Hi all,
I am running Amanda for a linux network backup.
The server is a Fedora Core 3 box with :
amanda-2.4.4p3-1
amanda-client-2.4.4p3-1
amanda-server-2.4.4p3-1
The client is a Centos 4.3 box with :
amanda-client-2.4.4p3-1
I occasionally get failures to backup this client (it is the big one
with a large list of DLEs). The errors are always time-outs during
estimates. Like this:
gilmore /backedup/home lev 0 FAILED [Estimate timeout from gilmore]
gilmore /backedup/project lev 0 FAILED [Estimate timeout from gilmore]
...
It seems like this happens about 1 out of every 5 runs... so far I've just
learned to skip a day and hope nothing bad happens that day - not very good.
My assumption was that I should upgrade to 2.5.x as then I can use the lighter,
less accurate estimate methods rather than the default estimate method.
However, this weekend I had a fail with a data timeout:
gilmore /nonbackedup/work3/backups/glen lev 0 FAILED [data timeout]
Now whenever I do a amcheck I get:
WARNING: gilmore: selfcheck reply timed out.
Meanwhile, on the client gilmore if I check all the amanda processes I get:
[root@gilmore amanda]# ps aux | grep amanda
amanda 11570 0.0 0.0 3104 884 ? D Apr20 0:00
/usr/lib/amanda/sendbackup
amanda 12910 0.0 0.0 3944 796 ? D Apr20 0:00
/usr/lib/amanda/selfcheck
amanda 8768 0.0 0.0 2400 796 ? D 11:48 0:00
/usr/lib/amanda/selfcheck
amanda 9104 0.0 0.0 2888 888 ? Ss 13:36 0:00 amandad
amanda 9105 0.0 0.0 3432 792 ? D 13:36 0:00
/usr/lib/amanda/selfcheck
amanda 9106 0.0 0.0 0 0 ? Z 13:36 0:00 [amandad]
<defunct>
Note the "selfchecks" that are running with "D" process state - meaning they
are sleeping in the kernel and are uninterruptible and therefore unkillable.

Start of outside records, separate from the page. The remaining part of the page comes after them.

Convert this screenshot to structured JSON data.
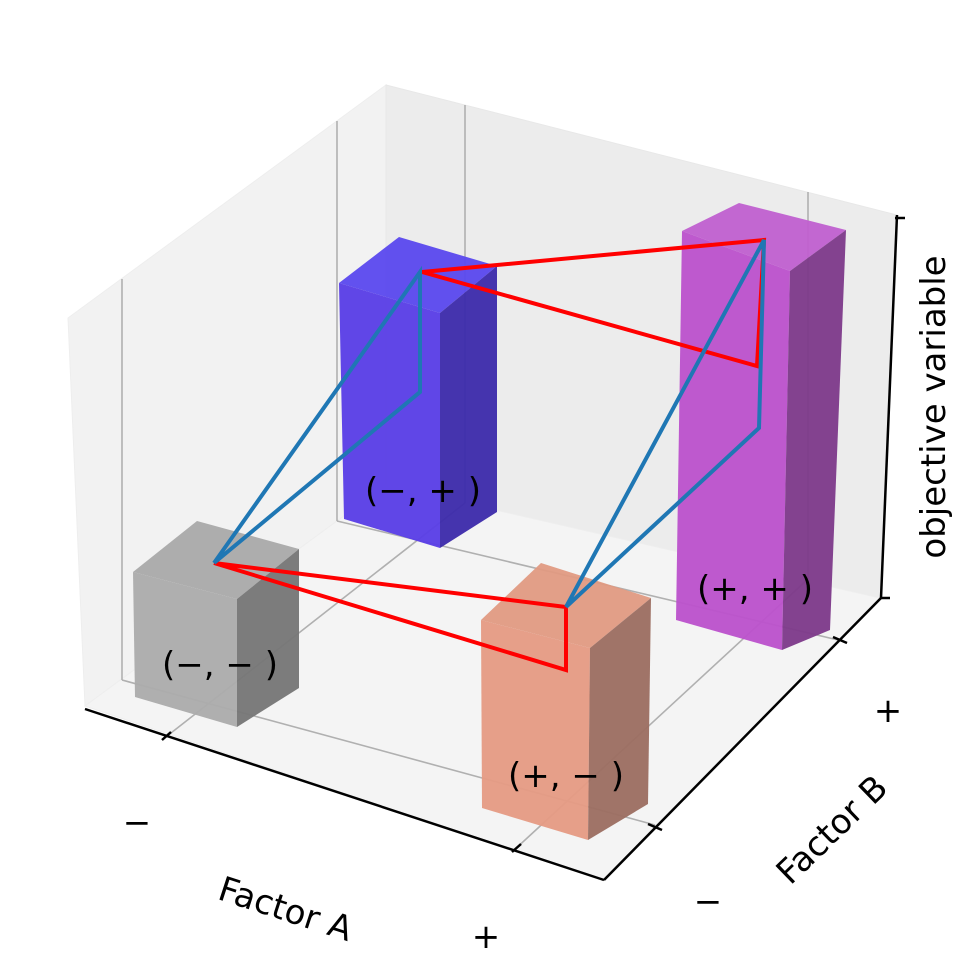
{
  "chart_data": {
    "type": "bar3d",
    "title": "",
    "xlabel": "Factor A",
    "ylabel": "Factor B",
    "zlabel": "objective variable",
    "x_ticks": [
      "−",
      "+"
    ],
    "y_ticks": [
      "−",
      "+"
    ],
    "grid": true,
    "bars": [
      {
        "label": "(−, − )",
        "a": "−",
        "b": "−",
        "value": 1.0,
        "color": "#a0a0a0"
      },
      {
        "label": "(−, + )",
        "a": "−",
        "b": "+",
        "value": 2.3,
        "color": "#4a34e0"
      },
      {
        "label": "(+, − )",
        "a": "+",
        "b": "−",
        "value": 2.0,
        "color": "#e0947c"
      },
      {
        "label": "(+, + )",
        "a": "+",
        "b": "+",
        "value": 3.4,
        "color": "#b04cc4"
      }
    ],
    "interaction_lines": [
      {
        "name": "",
        "color": "#ff0000"
      },
      {
        "name": "",
        "color": "#1f77b4"
      }
    ]
  }
}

So - it looks like I need to reboot my client before I can get a backup from it
again, which is a little harsh.
I was wondering whether anyone knows why Amanda client 2.4.4 would get wedged
like that, is there something I can do to minimize the problem? Also, if
anyone has ideas about avoiding the estimate issues all together, I would
appreciate any advice.
Don
|